Archive for July, 2017

NYC cops: we’ll use body camera footage against false claims

Refuting false claims against cops is just as legitimate a reason for body cameras as validating accurate claims. “The NYPD hasn’t decided whether it will allow the cops to use the footage in lawsuits, according to Sergeants Benevolent Association President Ed Mullins, who believes the footage is fair game for criminal prosecutions and civil lawsuits against people who file false claims.” [New York Daily News]

The other half of the matter: citizens have a right to record police, too. [Jonathan Blanks, Cato] And in strongly worded decision that cites a Cato Institute amicus on pp. 12 and 13, the Third Circuit joins several other circuits in recognizing a constitutional right to record police. [Fields v. City of Philadelphia]

Food roundup

“Maine tried to raise its minimum wage. Restaurant workers didn’t want it.”

A dozen servers at a Bangor steakhouse were relieved when the Maine legislature reversed plans to impose a high employer-paid wage on tipped workers. “I don’t need to be ‘saved,’ and I’ll be damned if small groups of uninformed people are voting on my livelihood,” said one. “James Dill, a college professor and the Democratic state senator from Maine’s 5th District, received hundreds of emails and phone calls from unhappy servers, he said. He initially voted for the ballot referendum because he supports a higher minimum wage. After the outcry, he signed onto a Republican measure to lower the tipped wage down again.” [Caitlin Dewey, Washington Post “Wonkblog”]

Medical roundup

Martin Redish: “Commercial Speech and the Values of Free Expression”
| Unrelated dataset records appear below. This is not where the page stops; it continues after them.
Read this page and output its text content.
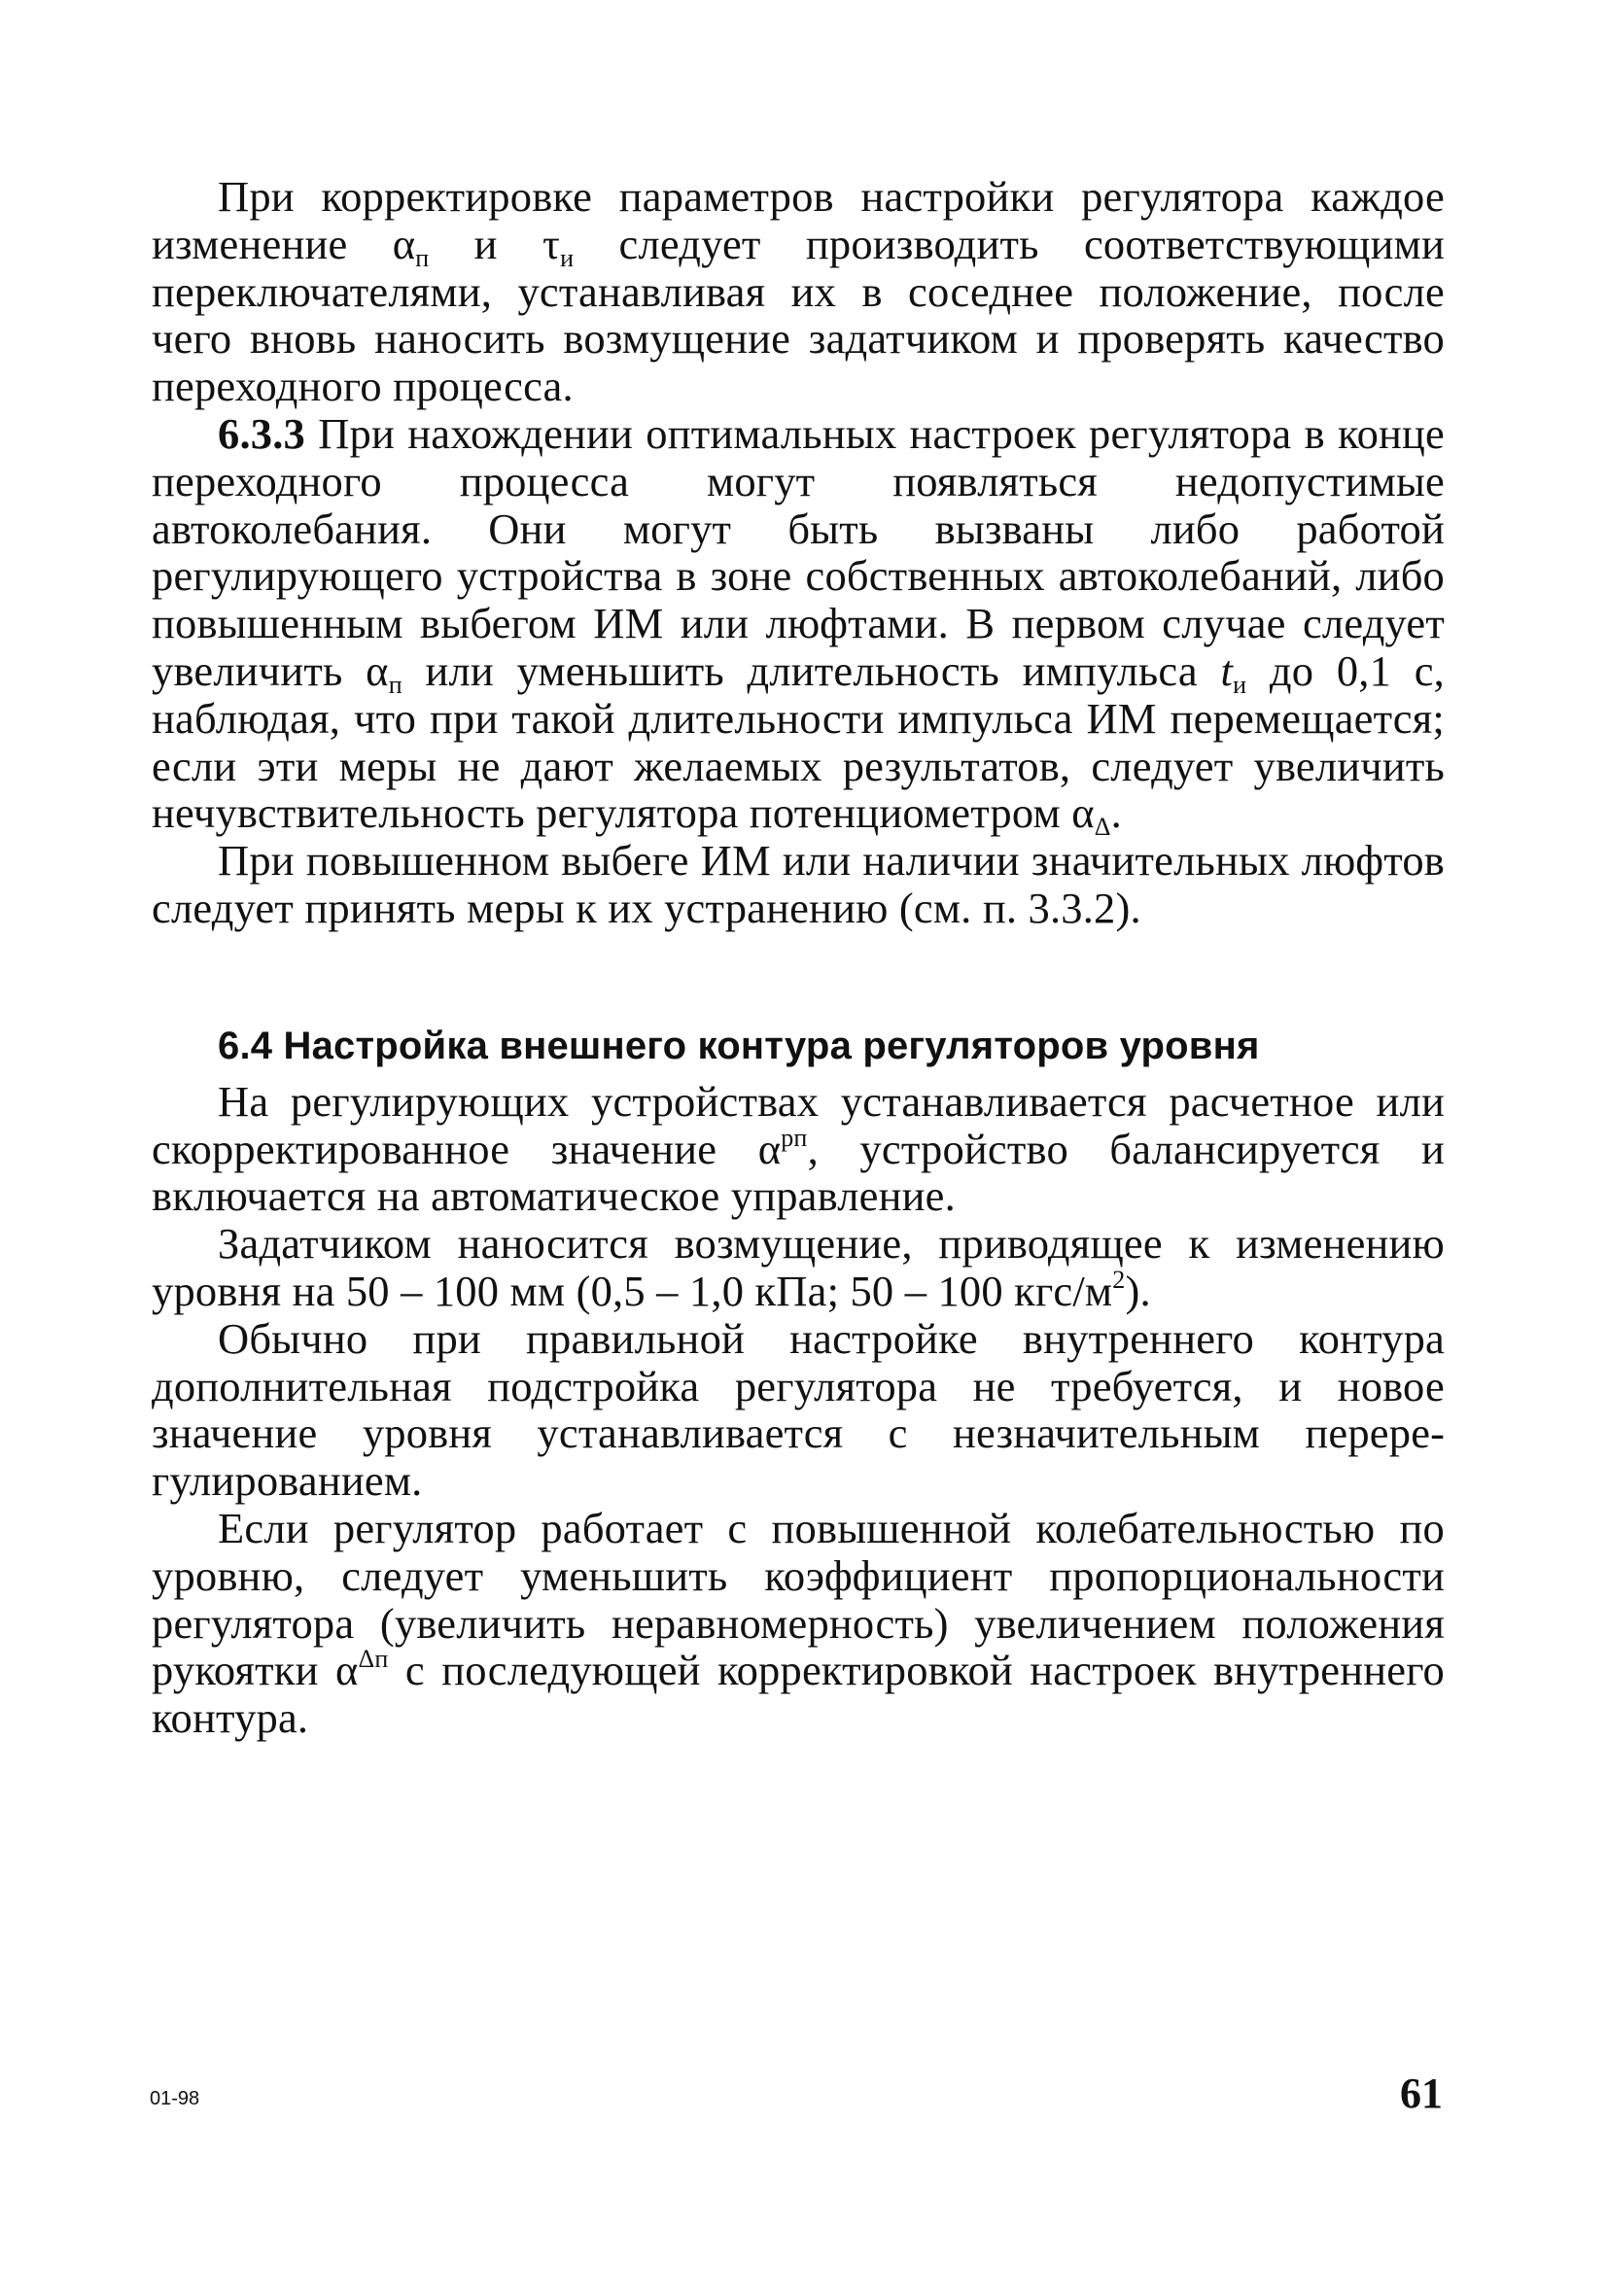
При корректировке параметров настройки регулятора каждое изменение $\alpha_п$ и $\tau_и$ следует производить соответствующими переключателями, устанавливая их в соседнее положение, после чего вновь наносить возмущение задатчиком и проверять качество переходного процесса.

6.3.3 При нахождении оптимальных настроек регулятора в конце переходного процесса могут появляться недопустимые автоколебания. Они могут быть вызваны либо работой регулирующего устройства в зоне собственных автоколебаний, либо повышенным выбегом ИМ или люфтами. В первом случае следует увеличить $\alpha_п$ или уменьшить длительность импульса $t_и$ до 0,1 с, наблюдая, что при такой длительности импульса ИМ перемещается; если эти меры не дают желаемых результатов, следует увеличить нечувствительность регулятора потенциометром $\alpha_\Delta$.

При повышенном выбеге ИМ или наличии значительных люфтов следует принять меры к их устранению (см. п. 3.3.2).

6.4 Настройка внешнего контура регуляторов уровня

На регулирующих устройствах устанавливается расчетное или скорректированное значение $\alpha^{рп}$, устройство балансируется и включается на автоматическое управление.

Задатчиком наносится возмущение, приводящее к изменению уровня на 50 – 100 мм (0,5 – 1,0 кПа; 50 – 100 кгс/$м^2$).

Обычно при правильной настройке внутреннего контура дополнительная подстройка регулятора не требуется, и новое значение уровня устанавливается с незначительным перерегулированием.

Если регулятор работает с повышенной колебательностью по уровню, следует уменьшить коэффициент пропорциональности регулятора (увеличить неравномерность) увеличением положения рукоятки $\alpha^{\Delta п}$ с последующей корректировкой настроек внутреннего контура.

01-98	61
The Supreme Court has been vigorous over the past 40 years in extending First Amendment protection to truthful commercial speech. Yet the “scholarly community has, with only rare exception, been either grudging or downright hostile to extending constitutional protection to commercial advertising. Most, although not all, scholars believe that protecting commercial speech trivializes what the First Amendment is truly about,” endangers vigorous regulation, “and risks diluting the strong protection traditionally given to more valuable areas of expression.” In this new Cato Institute policy analysis, Martin Redish of Northwestern University School of Law undertakes a defense:

…the question of protecting such speech should not be in doubt. Controversy comes from a failure to recognize how commercial speech furthers the values implicit in the First Amendment’s guarantee of free expression. To show how commercial speech advances free speech values, I adopt a “perspectives framework” for First Amendment theory. First Amendment values are appropriately viewed from four different perspectives: the speaker perspective, the listener perspective, the regulator perspective, and the rationalist perspective. Subsequently I will show how protecting commercial speech advances freedom of speech from each perspective; in contrast, rejecting or reducing constitutional protection for commercial speech contravenes the reasons each perspective values free speech.

Banking and finance roundup

Decline and fall of the Contracts Clause

George Leef reviews James W. Ely, Jr., book The Contract Clause: A Constitutional History. The clause, part of Article I, prescribes that no state shall pass any law “impairing the obligation of contracts”:

By the end of the Marshall era, the Contract Clause provided a firm defense against legislative interference for rights under public and private contracts. That would be its high-water mark. Soon state and federal courts began to whittle away at it….

The 1934 Supreme Court case of Home Building and Loan v. Blaisdell is often cited as a turning point in the clause’s demotion, but the stripping away of protection against such laws has continued into more modern times.

Thus, state governments now have nearly unlimited power to tamper with contractual obligations and the reliability of a contract depends upon how judges might weigh several vague factors. Where the Founders wanted certainty, we now have a great deal of uncertainty.

Ely concludes by taking us into recent cases where the clause has been resurrected in efforts by public employee unions to prevent legislatures from whittling away any of their promised benefits through efforts to lower budget deficits.

These may sometimes prevent even laws aimed at reducing “unearned” future benefits arising from public-sector work that has not yet been performed. Even as some courts render such benefits provisions constitutionally binding on subsequent legislatures, they show little interest in reviving the clause’s old scope so as to bar legislation that impairs the obligation of existing private contracts.